The researchers say that although the study focused on a habitat in Puget Sound, the results provide an important framework to evaluate other seagrass and estuarine habitats that tend to have lower inherent buffering capacity and large natural variations in chemistry.

Pacella, who was lead author on the study, used the detailed data he collected to create a model to estimate the daily carbonate chemistry weather during the summer dry season back to the year 1765, and also projected conditions ahead to 2100 altering the amount of anthropogenic carbon in the system.

His measurements and model demonstrates that seagrasses make CO2 lower during the day, and higher at night, compared to a system without seagrass. The model however predicts that by 2060 atmospheric CO2 levels will be high enough that harmful nighttime high CO2 levels would actually be more frequent if the seagrass weren’t there. So, presently there are relatively more frequent high CO2 times because of the seagrass, but after 2060 there are relatively fewer high CO2 times with seagrass than there would be with no seagrass.

“There is tremendous interest in using marine plants to locally mitigate excess CO2 in coastal waters to the benefit of other sensitive marine species, such as oysters,” Waldbusser said. “Steve’s very nice work on this topic is among the first in temperate estuaries to demonstrate the potential for this mitigation, while noting that the real benefits may still be a few decades away.”

However, the researchers point out that seagrass should be looked at holistically, not just through a carbon budget lens, because it also offers ecological benefits including habitat to marine organisms.

Waldbusser has called these changing daily CO2 conditions “carbonate weather” because changes in the chemistry are so dramatic depending on the time of the day – much like the difference and interaction between weather and climate.

“Organisms, including us, experience the weather – and climate is what causes changes to the weather,” Waldbusser said. “However, we can’t really ‘feel’ the gradual change in global temperature. We do, though, experience the extreme weather events or flooding, which are predicted to get worse due to gradual increases in sea level.

“In this case, the carbonate chemistry history is changing more rapidly than we anticipated. As with sea level rise, the graduate increase becomes more important during events that amplify those otherwise naturally occurring cycles.”

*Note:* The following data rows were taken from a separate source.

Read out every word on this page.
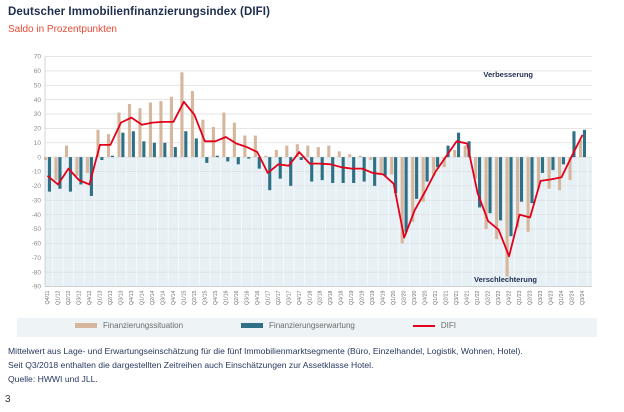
Deutscher Immobilienfinanzierungsindex (DIFI)
Saldo in Prozentpunkten
-90
-80
-70
-60
-50
-40
-30
-20
-10
0
10
20
30
40
50
60
70
Q4/11 Q1/12 Q2/12 Q3/12 Q4/12 Q1/13 Q2/13 Q3/13 Q4/13 Q1/14 Q2/14 Q3/14 Q4/14 Q1/15 Q2/15 Q3/15 Q4/15 Q1/16 Q2/16 Q3/16 Q4/16 Q1/17 Q2/17 Q3/17 Q4/17 Q1/18 Q2/18 Q3/18 Q4/18 Q1/19 Q2/19 Q3/19 Q4/19 Q1/20 Q2/20 Q3/20 Q4/20 Q1/21 Q2/21 Q3/21 Q4/21 Q1/22 Q2/22 Q3/22 Q4/22 Q1/23 Q2/23 Q3/23 Q4/23 Q1/24 Q2/24 Q3/24
Verbesserung
Verschlechterung
Finanzierungssituation	Finanzierungserwartung	DIFI
Mittelwert aus Lage- und Erwartungseinschätzung für die fünf Immobilienmarktsegmente (Büro, Einzelhandel, Logistik, Wohnen, Hotel).
Seit Q3/2018 enthalten die dargestellten Zeitreihen auch Einschätzungen zur Assetklasse Hotel.
Quelle: HWWI und JLL.
3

The researchers say they are still working to better understand how these events – versus changes in average conditions – affect the long-term health of species that are sensitive to ocean acidification. There also are implications for how water quality criteria are set.

“If, as we tend to believe, extreme events matter to marine organisms, the research suggests that more work is needed to define water quality criteria that incorporate daily changes in the highs and lows of CO2 rather than just utilizing average daily or annual conditions,” Waldbusser said.